In search of happiness
And where one might have thought in a representation as carnivorous as that of Whiplash, who has never spared himself the care of zooming in on the bloodied thumbs and dressed with bandages, La La Land takes the tangent. First by its opening scene, which in only ten minutes illustrates, like a manifesto of what will be the whole, the whole process of Damien Chazelle: to summon the current, the present and detect in its flaws, the obvious beauty, of the kind that touches the eye suddenly. Clearly, to grasp the beautiful in the filthy, joy in misfortune, hope in despair, perseverance in failure… For this, what better than to seize a traffic jam (subtle image reminiscent of what Los Angeles is for all artistic souls in search of success) where several pieces of music from all horizons collide? Not much actually. Chazelle, well helped by his petaradant style (he is promised a bright future) launches hostilities and clicks. Without warning, the drivers then push the song and transform the tarry strap into an improvised dance hall where only the grace, the horns and the simplicity of a choreography where the hoods of the cars have replaced the chairs of the music halls.
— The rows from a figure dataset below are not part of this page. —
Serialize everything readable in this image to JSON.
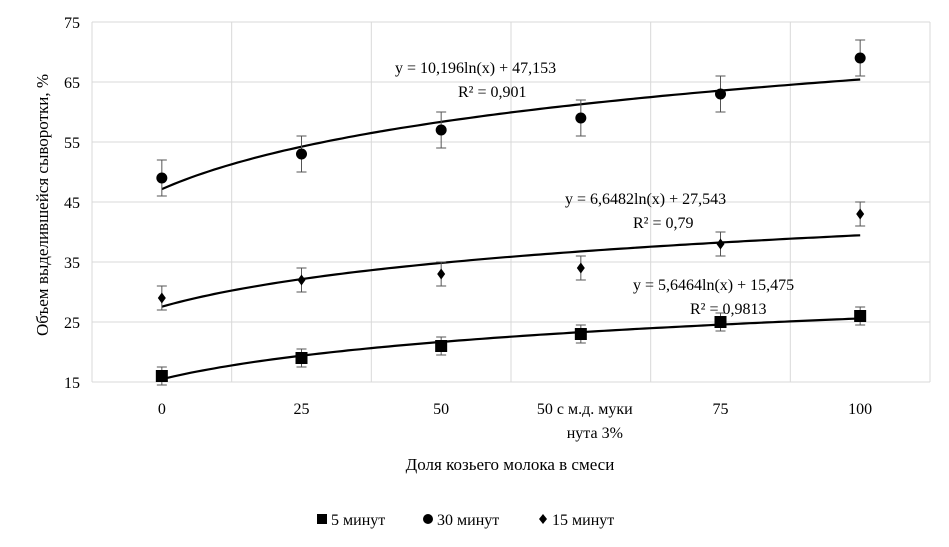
{
  "chart_data": {
    "type": "scatter",
    "xlabel": "Доля козьего молока в смеси",
    "ylabel": "Объем выделившейся сыворотки, %",
    "categories": [
      "0",
      "25",
      "50",
      "50 с м.д. муки нута 3%",
      "75",
      "100"
    ],
    "category_lines": [
      [
        "0"
      ],
      [
        "25"
      ],
      [
        "50"
      ],
      [
        "50 с м.д. муки",
        "нута 3%"
      ],
      [
        "75"
      ],
      [
        "100"
      ]
    ],
    "ylim": [
      15,
      75
    ],
    "yticks": [
      15,
      25,
      35,
      45,
      55,
      65,
      75
    ],
    "grid": true,
    "legend_position": "bottom",
    "series": [
      {
        "name": "5 минут",
        "marker": "square",
        "values": [
          16,
          19,
          21,
          23,
          25,
          26
        ],
        "errors": [
          1.5,
          1.5,
          1.5,
          1.5,
          1.5,
          1.5
        ],
        "trend": {
          "a": 5.6464,
          "b": 15.475
        },
        "equation": "y = 5,6464ln(x)  + 15,475",
        "r2": "R² = 0,9813"
      },
      {
        "name": "30 минут",
        "marker": "circle",
        "values": [
          49,
          53,
          57,
          59,
          63,
          69
        ],
        "errors": [
          3,
          3,
          3,
          3,
          3,
          3
        ],
        "trend": {
          "a": 10.196,
          "b": 47.153
        },
        "equation": "y = 10,196ln(x)  + 47,153",
        "r2": "R² = 0,901"
      },
      {
        "name": "15 минут",
        "marker": "diamond",
        "values": [
          29,
          32,
          33,
          34,
          38,
          43
        ],
        "errors": [
          2,
          2,
          2,
          2,
          2,
          2
        ],
        "trend": {
          "a": 6.6482,
          "b": 27.543
        },
        "equation": "y = 6,6482ln(x)  + 27,543",
        "r2": "R² = 0,79"
      }
    ]
  }
}
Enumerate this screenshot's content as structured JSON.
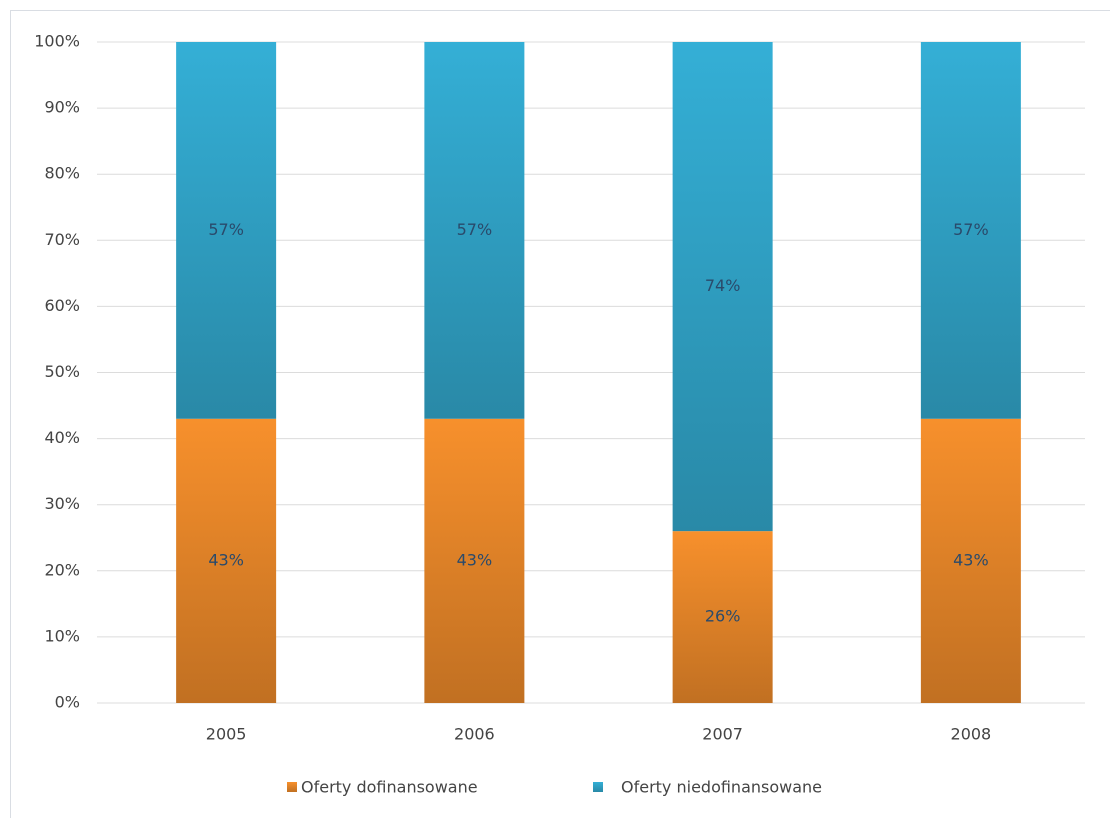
{
  "chart_data": {
    "type": "stacked_bar",
    "categories": [
      "2005",
      "2006",
      "2007",
      "2008"
    ],
    "series": [
      {
        "name": "Oferty dofinansowane",
        "color": "#f7902c",
        "values": [
          43,
          43,
          26,
          43
        ],
        "value_labels": [
          "43%",
          "43%",
          "26%",
          "43%"
        ]
      },
      {
        "name": "Oferty niedofinansowane",
        "color": "#34afd6",
        "values": [
          57,
          57,
          74,
          57
        ],
        "value_labels": [
          "57%",
          "57%",
          "74%",
          "57%"
        ]
      }
    ],
    "ylim": [
      0,
      100
    ],
    "yticks": [
      {
        "value": 0,
        "label": "0%"
      },
      {
        "value": 10,
        "label": "10%"
      },
      {
        "value": 20,
        "label": "20%"
      },
      {
        "value": 30,
        "label": "30%"
      },
      {
        "value": 40,
        "label": "40%"
      },
      {
        "value": 50,
        "label": "50%"
      },
      {
        "value": 60,
        "label": "60%"
      },
      {
        "value": 70,
        "label": "70%"
      },
      {
        "value": 80,
        "label": "80%"
      },
      {
        "value": 90,
        "label": "90%"
      },
      {
        "value": 100,
        "label": "100%"
      }
    ],
    "grid": true,
    "legend": "bottom"
  }
}
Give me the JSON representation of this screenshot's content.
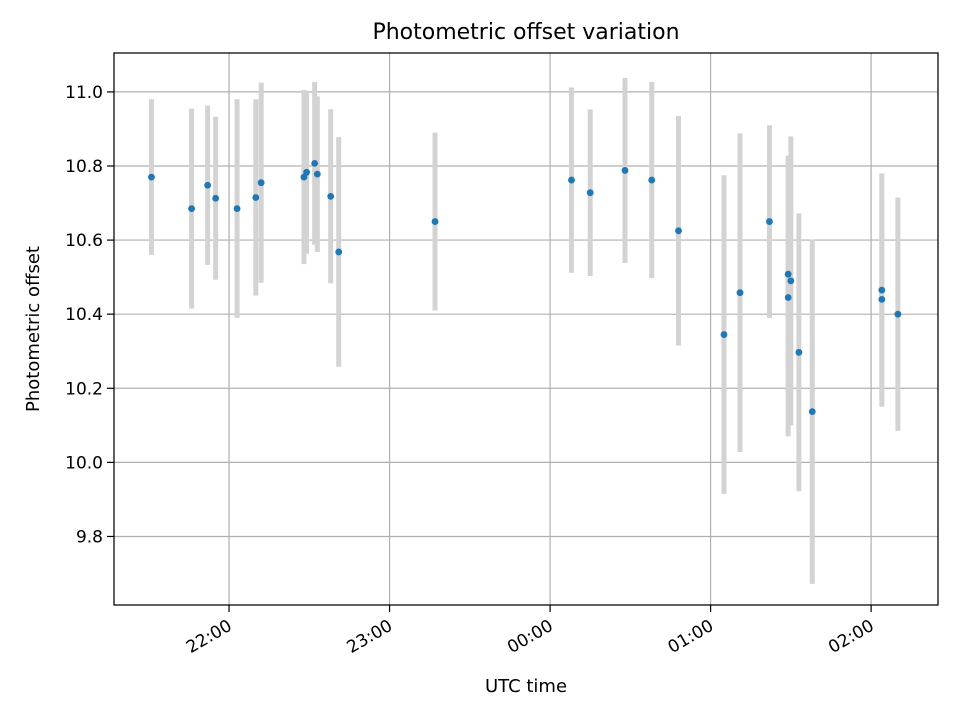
{
  "chart_data": {
    "type": "scatter",
    "title": "Photometric offset variation",
    "xlabel": "UTC time",
    "ylabel": "Photometric offset",
    "x_unit": "UTC time (HH:MM), points spanning 21:30 to 02:15",
    "xlim": [
      "21:17",
      "02:25"
    ],
    "ylim": [
      9.615,
      11.105
    ],
    "x_ticks": [
      "22:00",
      "23:00",
      "00:00",
      "01:00",
      "02:00"
    ],
    "y_ticks": [
      9.8,
      10.0,
      10.2,
      10.4,
      10.6,
      10.8,
      11.0
    ],
    "grid": true,
    "legend": "none",
    "colors": {
      "point": "#1f77b4",
      "errorbar": "#d3d3d3",
      "grid": "#b0b0b0"
    },
    "points": [
      {
        "x": "21:31",
        "y": 10.77,
        "err": 0.21
      },
      {
        "x": "21:46",
        "y": 10.685,
        "err": 0.27
      },
      {
        "x": "21:52",
        "y": 10.748,
        "err": 0.215
      },
      {
        "x": "21:55",
        "y": 10.713,
        "err": 0.22
      },
      {
        "x": "22:03",
        "y": 10.685,
        "err": 0.295
      },
      {
        "x": "22:10",
        "y": 10.715,
        "err": 0.265
      },
      {
        "x": "22:12",
        "y": 10.755,
        "err": 0.27
      },
      {
        "x": "22:28",
        "y": 10.77,
        "err": 0.235
      },
      {
        "x": "22:29",
        "y": 10.783,
        "err": 0.22
      },
      {
        "x": "22:32",
        "y": 10.807,
        "err": 0.22
      },
      {
        "x": "22:33",
        "y": 10.778,
        "err": 0.21
      },
      {
        "x": "22:38",
        "y": 10.718,
        "err": 0.235
      },
      {
        "x": "22:41",
        "y": 10.568,
        "err": 0.31
      },
      {
        "x": "23:17",
        "y": 10.65,
        "err": 0.24
      },
      {
        "x": "00:08",
        "y": 10.762,
        "err": 0.25
      },
      {
        "x": "00:15",
        "y": 10.728,
        "err": 0.225
      },
      {
        "x": "00:28",
        "y": 10.788,
        "err": 0.25
      },
      {
        "x": "00:38",
        "y": 10.762,
        "err": 0.265
      },
      {
        "x": "00:48",
        "y": 10.625,
        "err": 0.31
      },
      {
        "x": "01:05",
        "y": 10.345,
        "err": 0.43
      },
      {
        "x": "01:11",
        "y": 10.458,
        "err": 0.43
      },
      {
        "x": "01:22",
        "y": 10.65,
        "err": 0.26
      },
      {
        "x": "01:29",
        "y": 10.508,
        "err": 0.32
      },
      {
        "x": "01:29",
        "y": 10.445,
        "err": 0.375
      },
      {
        "x": "01:30",
        "y": 10.49,
        "err": 0.39
      },
      {
        "x": "01:33",
        "y": 10.297,
        "err": 0.375
      },
      {
        "x": "01:38",
        "y": 10.137,
        "err": 0.465
      },
      {
        "x": "02:04",
        "y": 10.44,
        "err": 0.27
      },
      {
        "x": "02:04",
        "y": 10.465,
        "err": 0.315
      },
      {
        "x": "02:10",
        "y": 10.4,
        "err": 0.315
      }
    ]
  }
}
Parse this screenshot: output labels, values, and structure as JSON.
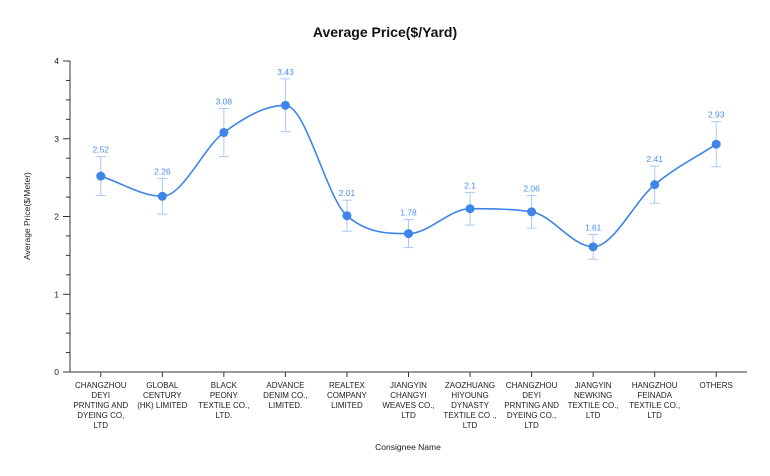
{
  "chart_data": {
    "type": "line",
    "title": "Average Price($/Yard)",
    "xlabel": "Consignee Name",
    "ylabel": "Average Price($/Meter)",
    "ylim": [
      0,
      4
    ],
    "yticks": [
      "0",
      "1",
      "2",
      "3",
      "4"
    ],
    "grid": false,
    "smooth": true,
    "categories": [
      [
        "CHANGZHOU",
        "DEYI",
        "PRNTING AND",
        "DYEING CO,",
        "LTD"
      ],
      [
        "GLOBAL",
        "CENTURY",
        "(HK) LIMITED"
      ],
      [
        "BLACK",
        "PEONY",
        "TEXTILE CO.,",
        "LTD."
      ],
      [
        "ADVANCE",
        "DENIM CO.,",
        "LIMITED."
      ],
      [
        "REALTEX",
        "COMPANY",
        "LIMITED"
      ],
      [
        "JIANGYIN",
        "CHANGYI",
        "WEAVES CO.,",
        "LTD"
      ],
      [
        "ZAOZHUANG",
        "HIYOUNG",
        "DYNASTY",
        "TEXTILE CO .,",
        "LTD"
      ],
      [
        "CHANGZHOU",
        "DEYI",
        "PRNTING AND",
        "DYEING CO.,",
        "LTD"
      ],
      [
        "JIANGYIN",
        "NEWKING",
        "TEXTILE CO.,",
        "LTD"
      ],
      [
        "HANGZHOU",
        "FEINADA",
        "TEXTILE CO.,",
        "LTD"
      ],
      [
        "OTHERS"
      ]
    ],
    "series": [
      {
        "values": [
          2.52,
          2.26,
          3.08,
          3.43,
          2.01,
          1.78,
          2.1,
          2.06,
          1.61,
          2.41,
          2.93
        ],
        "labels": [
          "2.52",
          "2.26",
          "3.08",
          "3.43",
          "2.01",
          "1.78",
          "2.1",
          "2.06",
          "1.61",
          "2.41",
          "2.93"
        ],
        "error_low": [
          2.27,
          2.03,
          2.77,
          3.09,
          1.81,
          1.6,
          1.89,
          1.85,
          1.45,
          2.17,
          2.64
        ],
        "error_high": [
          2.77,
          2.49,
          3.39,
          3.77,
          2.21,
          1.96,
          2.31,
          2.27,
          1.77,
          2.65,
          3.22
        ],
        "color": "#3d85e8",
        "error_color": "#a9c9f5"
      }
    ]
  }
}
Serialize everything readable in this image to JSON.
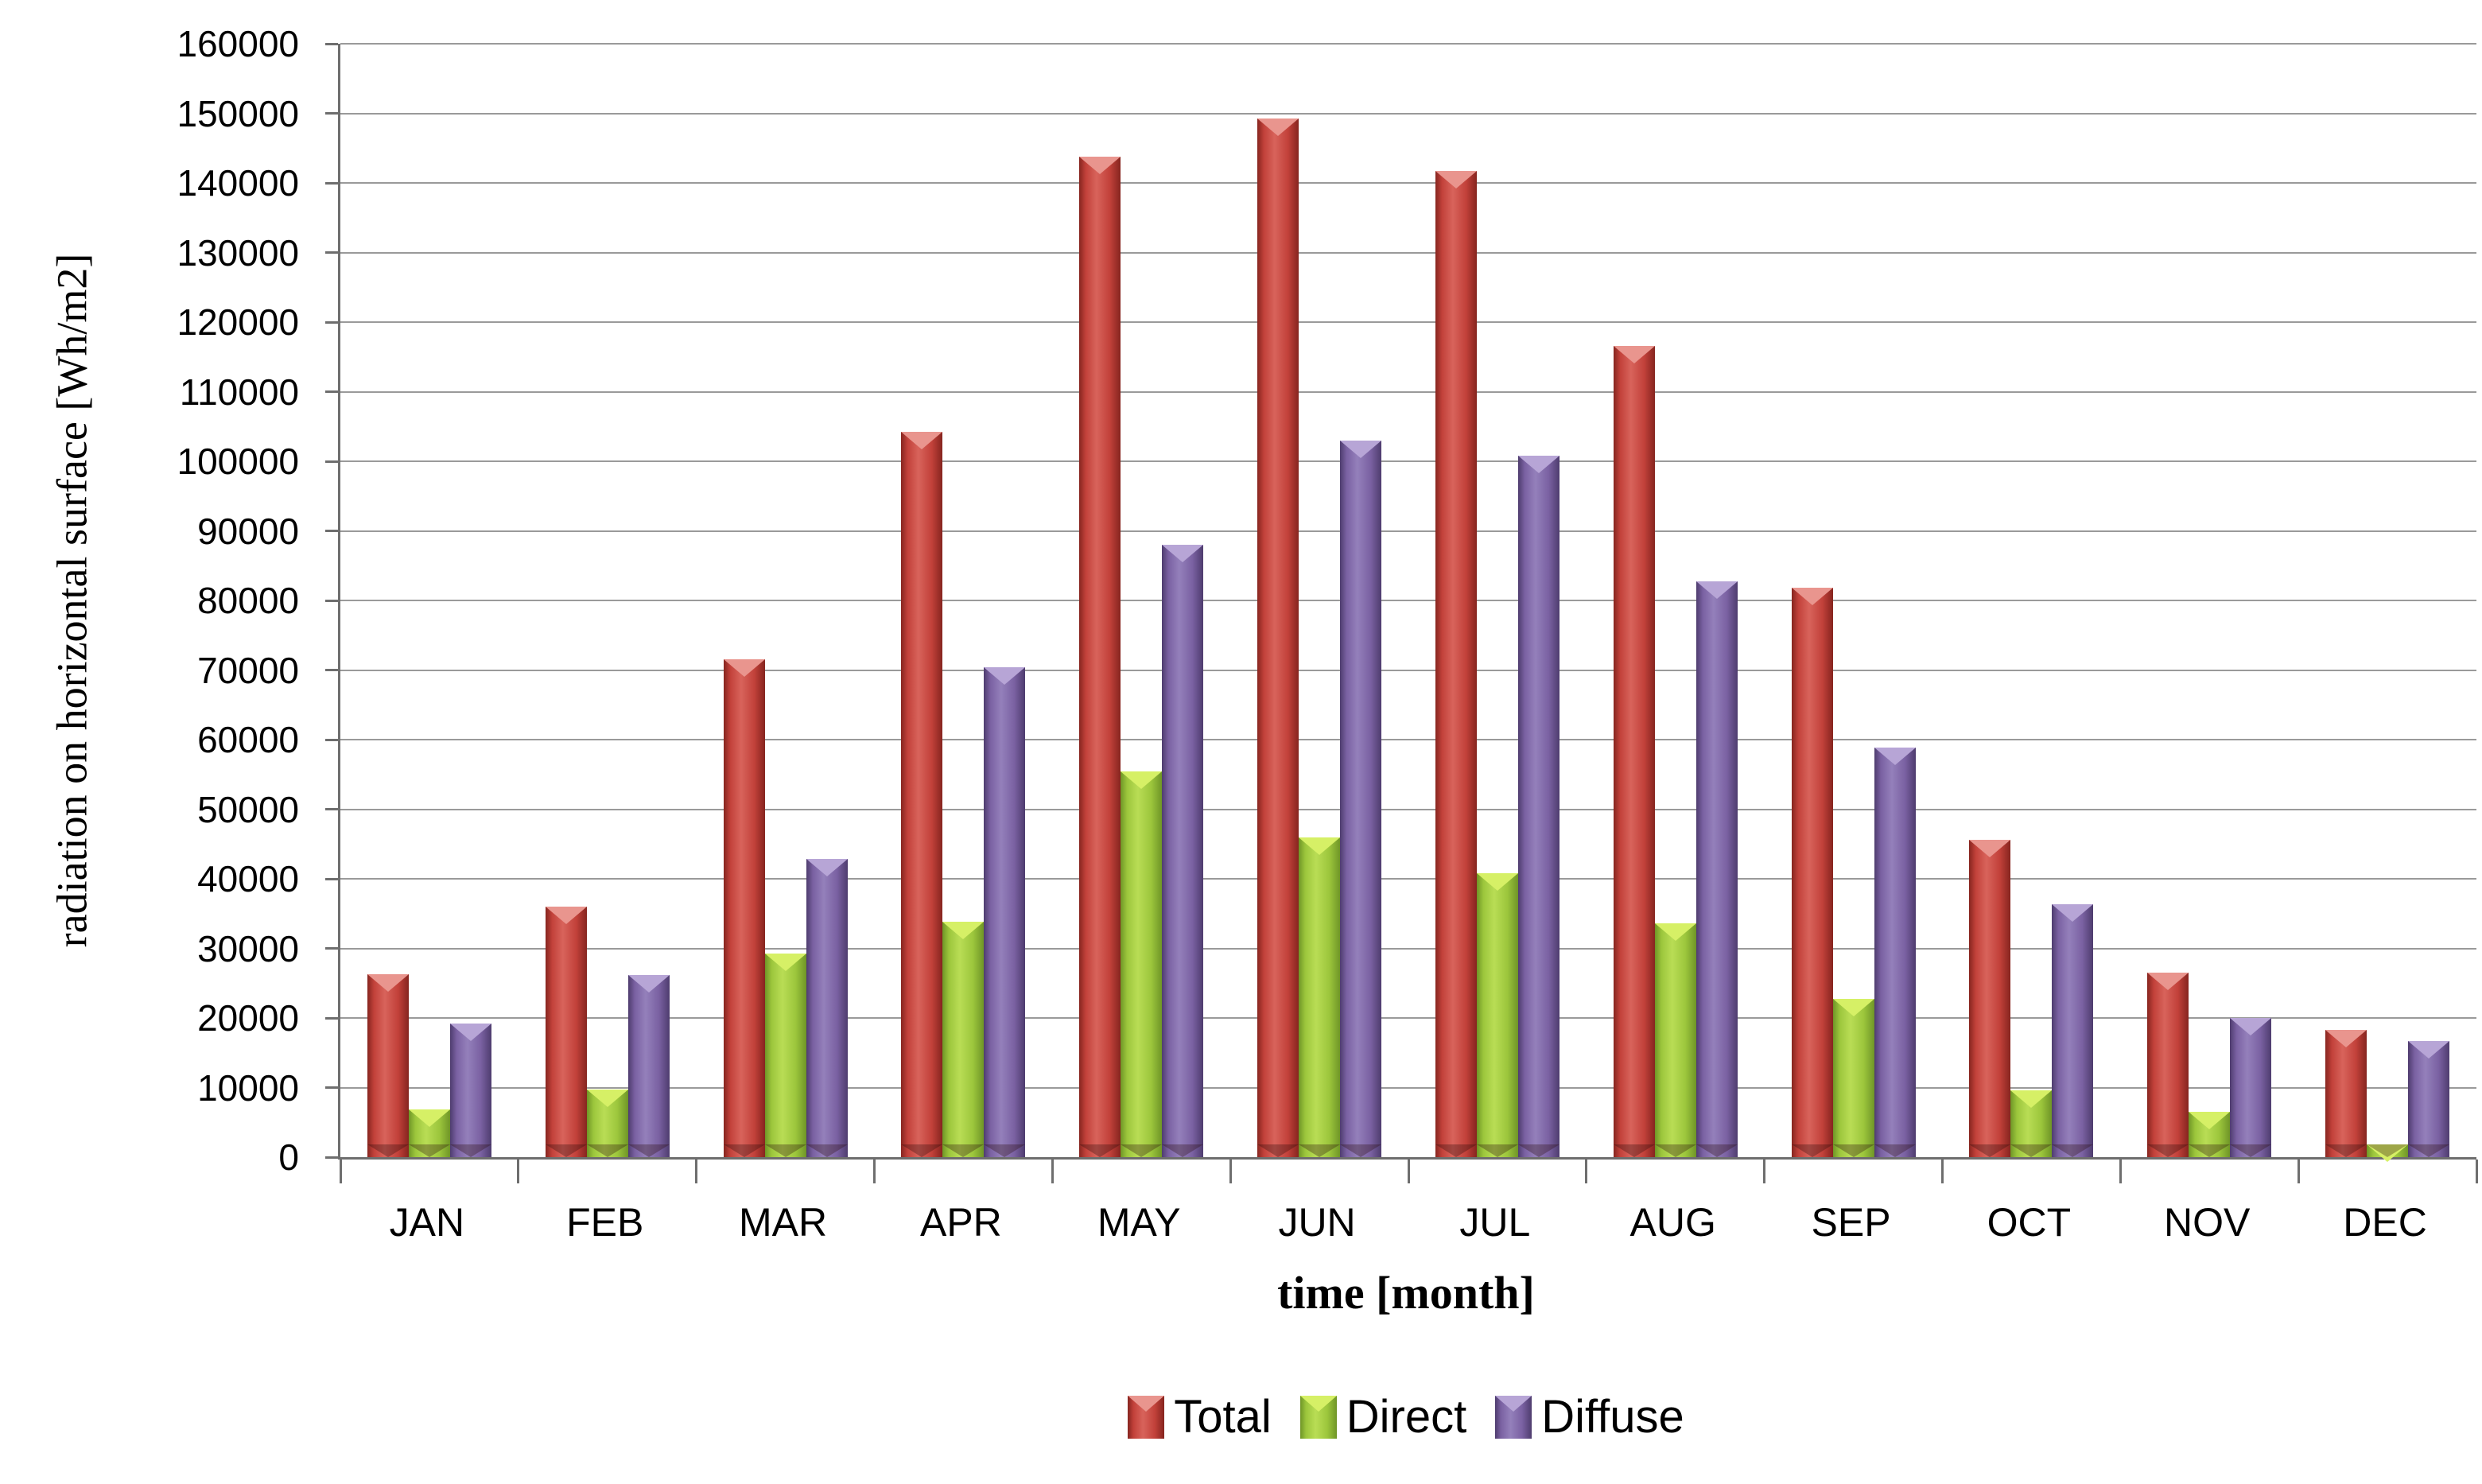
{
  "chart_data": {
    "type": "bar",
    "title": "",
    "categories": [
      "JAN",
      "FEB",
      "MAR",
      "APR",
      "MAY",
      "JUN",
      "JUL",
      "AUG",
      "SEP",
      "OCT",
      "NOV",
      "DEC"
    ],
    "series": [
      {
        "name": "Total",
        "color": "#c2413a",
        "color_light": "#d8635b",
        "color_dark": "#86251f",
        "color_tip": "#e9958e",
        "values": [
          26300,
          36000,
          71600,
          104200,
          143800,
          149300,
          141700,
          116600,
          81800,
          45600,
          26500,
          18300
        ]
      },
      {
        "name": "Direct",
        "color": "#9cc63c",
        "color_light": "#b9dd55",
        "color_dark": "#6f9527",
        "color_tip": "#d6f066",
        "values": [
          6900,
          9700,
          29300,
          33800,
          55400,
          46000,
          40800,
          33600,
          22700,
          9600,
          6500,
          1800
        ]
      },
      {
        "name": "Diffuse",
        "color": "#7a61a2",
        "color_light": "#9480bb",
        "color_dark": "#4e3c6e",
        "color_tip": "#b7a5d6",
        "values": [
          19200,
          26200,
          42900,
          70400,
          88000,
          103000,
          100800,
          82800,
          58900,
          36300,
          20000,
          16700
        ]
      }
    ],
    "xlabel": "time [month]",
    "ylabel": "radiation on horizontal surface [Wh/m2]",
    "ylim": [
      0,
      160000
    ],
    "ytick_step": 10000,
    "y_ticks": [
      "0",
      "10000",
      "20000",
      "30000",
      "40000",
      "50000",
      "60000",
      "70000",
      "80000",
      "90000",
      "100000",
      "110000",
      "120000",
      "130000",
      "140000",
      "150000",
      "160000"
    ],
    "grid": true,
    "legend_position": "bottom",
    "gridline_color": "#9a9a9a",
    "axis_color": "#6e6e6e",
    "text_color": "#000000"
  }
}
La La Land or the perfect antithesis of Whiplash
From this resolutely optimistic postulate, Chazelle, who we feel sailing by sight, triggers the second and comes to pervert his model. It does not take much time to understand that he has once again brought a part of him back to the party and given birth to a film that brews as much on the side of pure tribute as the attempt to exorcise his own memories. A bold mix that has the merit of making us understand above all, how the young director that he is, managed to make his way and avoid all the pitfalls of the genre while emerging victorious. Because like Whiplash, La La Land talks about passion but mostly about him. The reality of the environment in which he evolves today as a master. He, once the poor drummer who had to suffer martyrdom under the aegis of a tyrannical teacher and who told us the vagaries of his musical life, comes out here the same recipe: that of his arrival in Hollywood and his fight to live from his passion. Good player, he gives way to Ryan Gosling, dressed as a melancholic pianist and very down to earth to tell the rest; that of a story where beauty (hello Emma Stone) and ugliness (the harshness of the acting world) mingle dominated by the fight that makes the salt of the feature film: that between passion (here also comparable to dream) in the face of reality. In this sense, it is difficult not to see in La La Land, a kind of continuity in Whiplash. When Whiplash tended to show the painful odyssey of a drummer ready to compromise to reach the heights and who lost his superb as the minutes ticked by, La La Land conveys an elegant opposite direction by deploying through a staging of indecent beauty, this same fight tinged this time with hope. This is basically the message of La La Land : to transmit, even inculcate in a film that prefers beauty to didacticism that dreams are a great escape from real life and that with a little audacity, combativeness and above all hope, they can become reality.
Subtle, melancholic, bitter and yet magnificent, La La Land is of that caliber of film that makes you love cinema and gives hope. In other words, a rare commodity in all Hollywood and which deserves as such, the rain of dull praise it has been the subject of.